Do well on my audition for Butler and get a music scholarship.
~This should hopefully be rather obvious. I'm applying there, my audition is in February, and I'd rather like to do well at it. Butler has actually already offered me a scholarship based on my academics that has made the cost, thus far, equal to that of the other school I auditioned for** (though I have not gotten anything about admission yet because it's been winter break and whatnot, so that's on the up and up). And the whole factor of an extra year of school's cost was definitely a big one. So a music scholarship on top of that... well who knows?
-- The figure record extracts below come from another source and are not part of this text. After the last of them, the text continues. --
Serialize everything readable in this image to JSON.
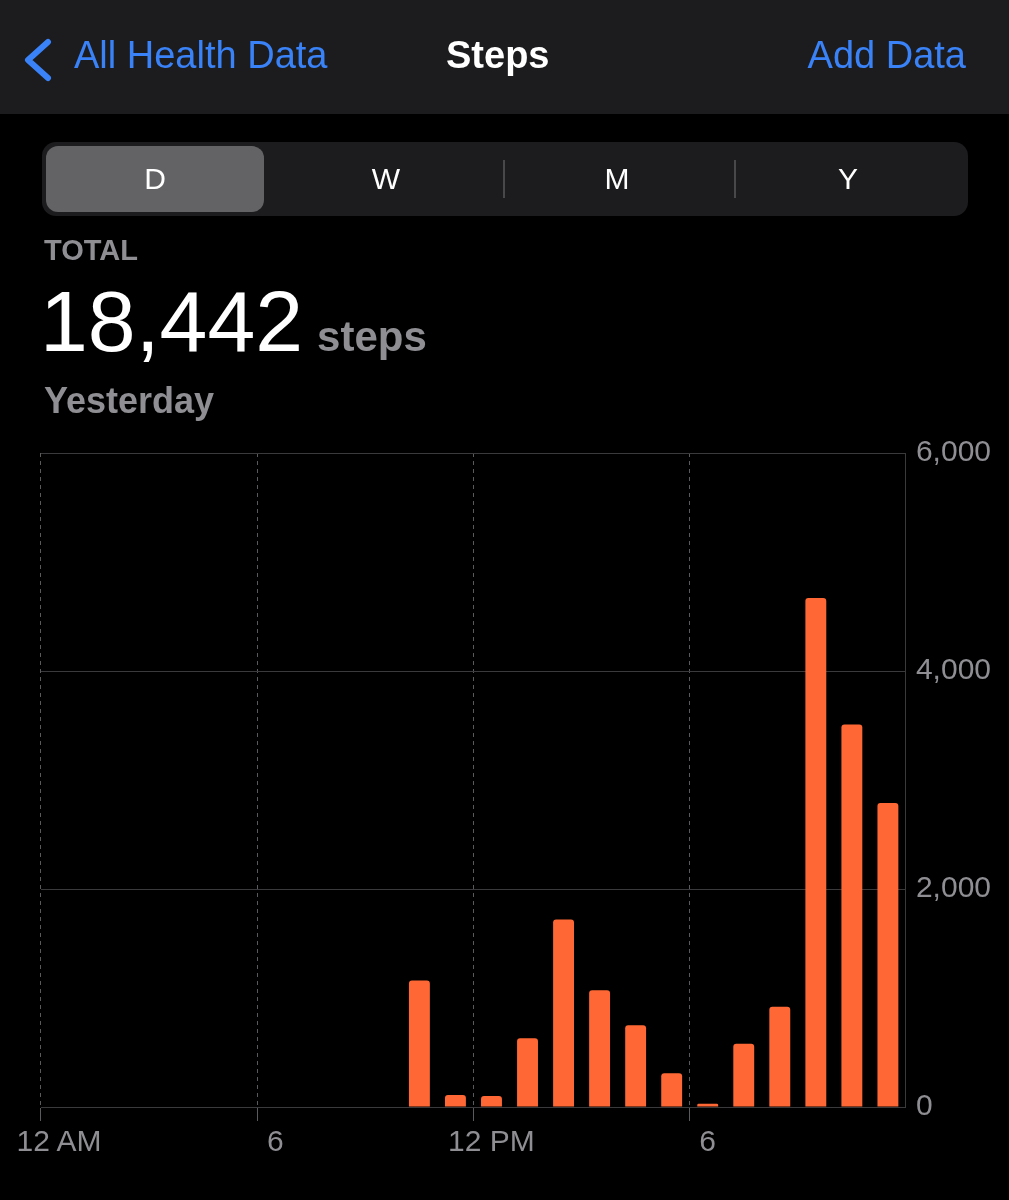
{
  "chart_data": {
    "type": "bar",
    "title": "Steps",
    "annotations": [
      "All Health Data",
      "Add Data",
      "D",
      "W",
      "M",
      "Y",
      "TOTAL",
      "18,442",
      "steps",
      "Yesterday"
    ],
    "categories": [
      "12 AM",
      null,
      null,
      null,
      null,
      null,
      "6",
      null,
      null,
      null,
      null,
      null,
      "12 PM",
      null,
      null,
      null,
      null,
      null,
      "6",
      null,
      null,
      null,
      null,
      null
    ],
    "values": [
      null,
      null,
      null,
      null,
      null,
      null,
      null,
      null,
      null,
      null,
      1160,
      110,
      100,
      630,
      1720,
      1070,
      750,
      310,
      30,
      580,
      920,
      4670,
      3510,
      2790
    ],
    "color": "#ff6835",
    "ylim": [
      0,
      6000
    ],
    "yticks": [
      {
        "value": 0,
        "label": "0"
      },
      {
        "value": 2000,
        "label": "2,000"
      },
      {
        "value": 4000,
        "label": "4,000"
      },
      {
        "value": 6000,
        "label": "6,000"
      }
    ],
    "grid": true,
    "legend": false
  }
}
Dye my hair an unnatural color.
~This I have actually been planning on doing for ages as my reward for getting through auditions and thus no longer needing to look like teacher material. I'm not planning on dying all of it. Right now I think I'll probably just do the front of my hair or streaks if I don't end up getting bangs before I dye my hair. Still not sure about the color. Just not pink, because I've already done that, and not green, because that would be ugly.

Make flash cards for AP exams.
~I tell myself I'm going to do this every damn year, and I never do unless I'm doing it by the time that it's far too late. And considering that I'm taking six AP exams this year compared to the one I took sophomore year, and the two I took last year, I think flashcards are probably a lot more necessary.
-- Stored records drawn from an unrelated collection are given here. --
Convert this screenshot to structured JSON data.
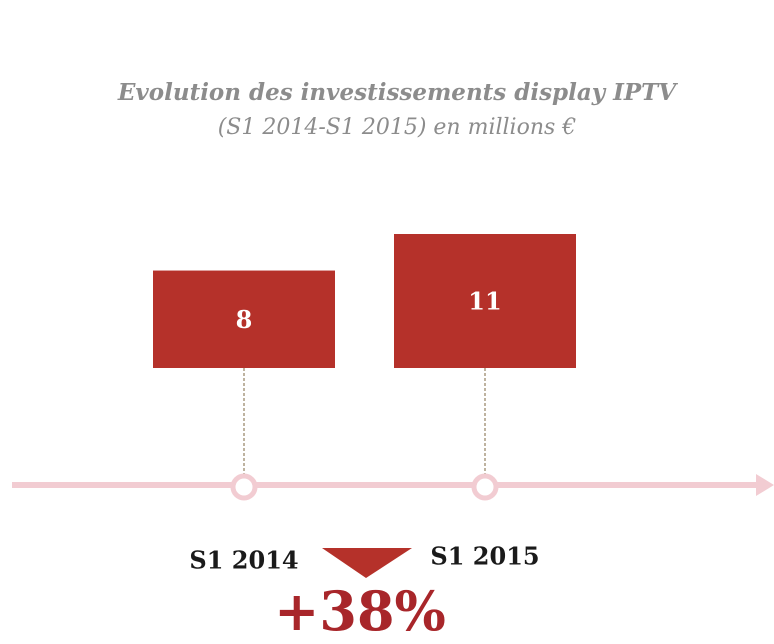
{
  "chart_data": {
    "type": "bar",
    "title": "Evolution des investissements display IPTV",
    "subtitle": "(S1 2014-S1 2015) en millions €",
    "categories": [
      "S1 2014",
      "S1 2015"
    ],
    "values": [
      8,
      11
    ],
    "color": "#b5312a",
    "ylim": [
      0,
      11
    ],
    "annotation": "+38%"
  }
}
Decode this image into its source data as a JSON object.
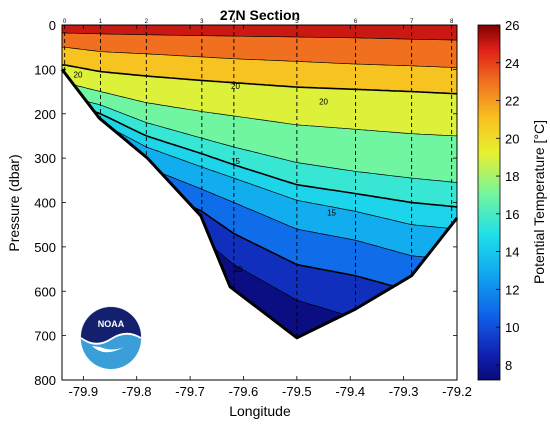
{
  "chart_data": {
    "type": "heatmap",
    "title": "27N Section",
    "xlabel": "Longitude",
    "ylabel": "Pressure (dbar)",
    "xlim": [
      -79.94,
      -79.2
    ],
    "ylim": [
      800,
      0
    ],
    "xticks": [
      -79.9,
      -79.8,
      -79.7,
      -79.6,
      -79.5,
      -79.4,
      -79.3,
      -79.2
    ],
    "yticks": [
      0,
      100,
      200,
      300,
      400,
      500,
      600,
      700,
      800
    ],
    "colorbar": {
      "label": "Potential Temperature [°C]",
      "range": [
        7.2,
        26
      ],
      "ticks": [
        8,
        10,
        12,
        14,
        16,
        18,
        20,
        22,
        24,
        26
      ]
    },
    "stations": [
      {
        "label": "0",
        "lon": -79.935
      },
      {
        "label": "1",
        "lon": -79.868
      },
      {
        "label": "2",
        "lon": -79.782
      },
      {
        "label": "3",
        "lon": -79.678
      },
      {
        "label": "4",
        "lon": -79.618
      },
      {
        "label": "5",
        "lon": -79.5
      },
      {
        "label": "6",
        "lon": -79.39
      },
      {
        "label": "7",
        "lon": -79.285
      },
      {
        "label": "8",
        "lon": -79.21
      }
    ],
    "bottom_profile": [
      {
        "lon": -79.94,
        "p": 100
      },
      {
        "lon": -79.87,
        "p": 210
      },
      {
        "lon": -79.78,
        "p": 300
      },
      {
        "lon": -79.68,
        "p": 430
      },
      {
        "lon": -79.625,
        "p": 590
      },
      {
        "lon": -79.5,
        "p": 705
      },
      {
        "lon": -79.39,
        "p": 640
      },
      {
        "lon": -79.285,
        "p": 565
      },
      {
        "lon": -79.2,
        "p": 435
      }
    ],
    "isotherm_depths": {
      "temps": [
        26,
        24,
        22,
        20,
        18,
        16,
        15,
        14,
        12,
        10,
        8
      ],
      "stations": [
        {
          "lon": -79.935,
          "p": [
            0,
            18,
            50,
            90,
            130,
            160,
            170,
            185,
            210,
            240,
            270
          ]
        },
        {
          "lon": -79.868,
          "p": [
            0,
            20,
            60,
            105,
            150,
            180,
            200,
            220,
            250,
            280,
            320
          ]
        },
        {
          "lon": -79.782,
          "p": [
            0,
            22,
            65,
            115,
            175,
            220,
            250,
            275,
            320,
            360,
            410
          ]
        },
        {
          "lon": -79.678,
          "p": [
            0,
            24,
            72,
            125,
            195,
            255,
            290,
            320,
            370,
            420,
            480
          ]
        },
        {
          "lon": -79.618,
          "p": [
            0,
            25,
            76,
            130,
            205,
            275,
            315,
            345,
            400,
            470,
            540
          ]
        },
        {
          "lon": -79.5,
          "p": [
            0,
            27,
            82,
            140,
            225,
            310,
            360,
            395,
            460,
            540,
            620
          ]
        },
        {
          "lon": -79.39,
          "p": [
            0,
            29,
            88,
            145,
            235,
            330,
            380,
            420,
            485,
            565,
            660
          ]
        },
        {
          "lon": -79.285,
          "p": [
            0,
            32,
            92,
            150,
            245,
            345,
            400,
            450,
            520,
            600,
            700
          ]
        },
        {
          "lon": -79.2,
          "p": [
            0,
            34,
            96,
            155,
            250,
            355,
            410,
            460,
            530,
            610,
            710
          ]
        }
      ]
    },
    "contour_labels": [
      {
        "text": "20",
        "lon": -79.91,
        "p": 112
      },
      {
        "text": "20",
        "lon": -79.615,
        "p": 138
      },
      {
        "text": "20",
        "lon": -79.45,
        "p": 172
      },
      {
        "text": "15",
        "lon": -79.615,
        "p": 306
      },
      {
        "text": "15",
        "lon": -79.435,
        "p": 422
      },
      {
        "text": "10",
        "lon": -79.61,
        "p": 550
      }
    ],
    "logo_text": "NOAA",
    "grid": false
  }
}
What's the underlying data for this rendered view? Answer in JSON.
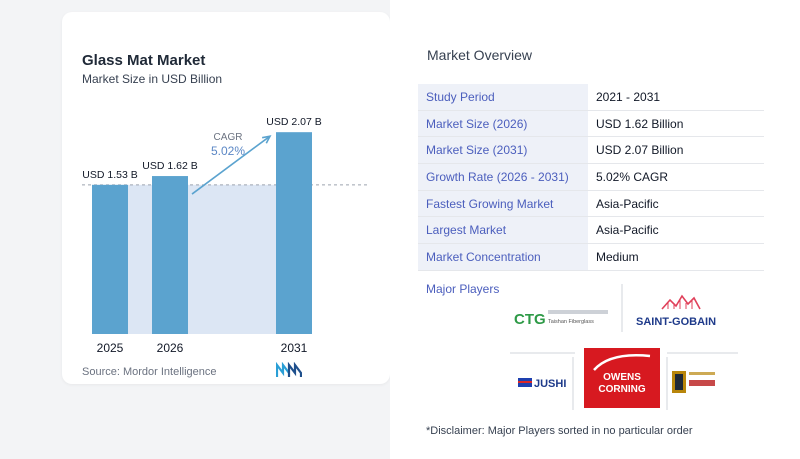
{
  "chart": {
    "title": "Glass Mat Market",
    "subtitle": "Market Size in USD Billion",
    "source": "Source:  Mordor Intelligence",
    "cagr_label": "CAGR",
    "cagr_value": "5.02%"
  },
  "chart_data": {
    "type": "bar",
    "categories": [
      "2025",
      "2026",
      "2031"
    ],
    "values": [
      1.53,
      1.62,
      2.07
    ],
    "value_labels": [
      "USD 1.53 B",
      "USD 1.62 B",
      "USD 2.07 B"
    ],
    "ylim": [
      0,
      2.4
    ],
    "reference_line": 1.53,
    "colors": {
      "bar": "#5ba3cf",
      "shade": "#dce6f4",
      "arrow": "#5ba3cf",
      "cagr": "#5b87c5"
    }
  },
  "overview": {
    "title": "Market Overview",
    "rows": [
      {
        "label": "Study Period",
        "value": "2021 - 2031"
      },
      {
        "label": "Market Size (2026)",
        "value": "USD 1.62 Billion"
      },
      {
        "label": "Market Size (2031)",
        "value": "USD 2.07 Billion"
      },
      {
        "label": "Growth Rate (2026 - 2031)",
        "value": "5.02% CAGR"
      },
      {
        "label": "Fastest Growing Market",
        "value": "Asia-Pacific"
      },
      {
        "label": "Largest Market",
        "value": "Asia-Pacific"
      },
      {
        "label": "Market Concentration",
        "value": "Medium"
      }
    ]
  },
  "players": {
    "label": "Major Players",
    "ctg": "CTG",
    "ctg_sub": "Taishan Fiberglass",
    "saint_gobain": "SAINT-GOBAIN",
    "jushi": "JUSHI",
    "owens_line1": "OWENS",
    "owens_line2": "CORNING"
  },
  "disclaimer": "*Disclaimer: Major Players sorted in no particular order"
}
Get a I at solo and ensemble competition.
~Because I take private lessons, I have to do a solo. Because this is my last year and all, I figure I should do it justice and get the highest rating possible, don't you?
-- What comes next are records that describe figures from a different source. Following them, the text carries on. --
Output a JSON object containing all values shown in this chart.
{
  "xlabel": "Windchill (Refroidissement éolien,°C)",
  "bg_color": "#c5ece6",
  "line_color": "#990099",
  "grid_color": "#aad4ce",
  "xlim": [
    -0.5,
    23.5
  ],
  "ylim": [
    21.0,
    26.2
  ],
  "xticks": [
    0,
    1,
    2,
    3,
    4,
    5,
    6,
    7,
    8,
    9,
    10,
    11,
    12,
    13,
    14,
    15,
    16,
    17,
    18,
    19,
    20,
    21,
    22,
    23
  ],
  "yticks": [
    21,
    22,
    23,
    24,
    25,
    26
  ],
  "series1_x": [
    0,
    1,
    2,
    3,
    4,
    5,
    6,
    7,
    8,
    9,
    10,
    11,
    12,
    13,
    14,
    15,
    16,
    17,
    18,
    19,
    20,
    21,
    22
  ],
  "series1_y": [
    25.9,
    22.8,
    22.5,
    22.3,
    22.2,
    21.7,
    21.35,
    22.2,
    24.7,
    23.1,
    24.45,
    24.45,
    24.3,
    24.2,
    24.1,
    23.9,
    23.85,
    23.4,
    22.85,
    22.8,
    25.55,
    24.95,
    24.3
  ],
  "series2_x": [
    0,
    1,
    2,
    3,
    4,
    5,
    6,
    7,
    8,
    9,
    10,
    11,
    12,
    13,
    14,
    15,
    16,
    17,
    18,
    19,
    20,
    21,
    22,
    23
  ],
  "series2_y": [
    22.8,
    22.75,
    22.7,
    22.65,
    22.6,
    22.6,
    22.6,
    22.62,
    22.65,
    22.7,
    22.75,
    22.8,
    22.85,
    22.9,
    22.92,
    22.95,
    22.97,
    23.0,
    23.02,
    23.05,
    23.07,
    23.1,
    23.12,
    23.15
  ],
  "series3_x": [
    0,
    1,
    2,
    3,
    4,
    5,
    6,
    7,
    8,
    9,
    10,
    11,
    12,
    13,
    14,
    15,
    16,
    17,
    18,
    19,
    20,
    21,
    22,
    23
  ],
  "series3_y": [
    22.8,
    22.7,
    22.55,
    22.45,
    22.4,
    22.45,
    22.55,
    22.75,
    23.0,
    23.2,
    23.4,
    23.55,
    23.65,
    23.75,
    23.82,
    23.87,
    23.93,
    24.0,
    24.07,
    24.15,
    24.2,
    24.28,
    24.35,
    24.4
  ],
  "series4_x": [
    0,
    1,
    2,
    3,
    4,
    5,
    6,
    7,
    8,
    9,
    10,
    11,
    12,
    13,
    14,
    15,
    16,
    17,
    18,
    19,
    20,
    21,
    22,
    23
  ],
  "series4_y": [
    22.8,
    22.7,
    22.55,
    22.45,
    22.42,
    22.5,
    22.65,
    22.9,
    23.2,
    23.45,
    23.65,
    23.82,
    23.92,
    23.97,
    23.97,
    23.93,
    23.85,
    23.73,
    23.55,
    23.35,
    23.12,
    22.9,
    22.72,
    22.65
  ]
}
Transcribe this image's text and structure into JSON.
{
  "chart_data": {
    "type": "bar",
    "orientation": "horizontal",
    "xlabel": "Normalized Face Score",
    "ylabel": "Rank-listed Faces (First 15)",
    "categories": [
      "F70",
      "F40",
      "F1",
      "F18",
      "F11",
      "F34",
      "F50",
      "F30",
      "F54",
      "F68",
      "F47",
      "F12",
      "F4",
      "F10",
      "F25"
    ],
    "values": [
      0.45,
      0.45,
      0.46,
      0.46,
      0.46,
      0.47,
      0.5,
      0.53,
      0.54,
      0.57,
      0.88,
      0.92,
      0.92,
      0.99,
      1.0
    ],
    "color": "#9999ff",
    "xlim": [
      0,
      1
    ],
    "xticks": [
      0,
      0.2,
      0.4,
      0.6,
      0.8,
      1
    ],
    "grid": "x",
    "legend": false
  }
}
Not stress out like crazy.
~Sure, the straight A's I've attained this semester are just insanely awesome, but I'm doing a lot more this semester and I'd really like to stop going to see the stupid psychologist*** and the only way for that to happen is if I don't stress out and attain another mental break down. So this semester, I don't need to get straight A's (if they happen, great. If they don't, it's not the end of the world) while I'm doing jazz band, winter guard, pit band, pep band and math team.


There are a zillion other things I'm thinking of adding to this list now. For example: I've gained two pant sizes in four months because of stress eating - that might be nice to fix. However, I think my main focus right now should just be getting into college and setting myself up to do it well, while not having another complete meltdown.

So yeah, that's my dreamline.

Oh shit >_< I've just remembered one more thing I was going to add:
Turn 17 and be awesome at it.
~No explanation needed =)


Wishing you well with your own next three months
~Jess the Nerdfighting BandGeek

*I doubt anyone actually thinks this, I just know they are shipped together because they live together and have this perfectly awesome bromance, which is fine, they're both straight, nothing wrong with that.****
**Butler's degree takes five year, the other school's degree takes four years. So I'd still need to take into account foregone income and stuff like that, but there's a really good chance I could make Butler insanely cheap comparatively. (You can tell that I'm worried about paying for college, can't you?).
***I had a mental breakdown a couple months ago. I nearly swallowed some pills. My friends talked me out of it. I'm doing better. The psychologist annoys me because it's a waste of an hour I could spend doing homework, or something relaxing which actually helps with the stress, rather than this stupid wasted hour that I sometimes insanely need.
****It occurs to me that I've just implied gay is more normal than straight. I think we can all agree both are normal and leave it at that, yeah?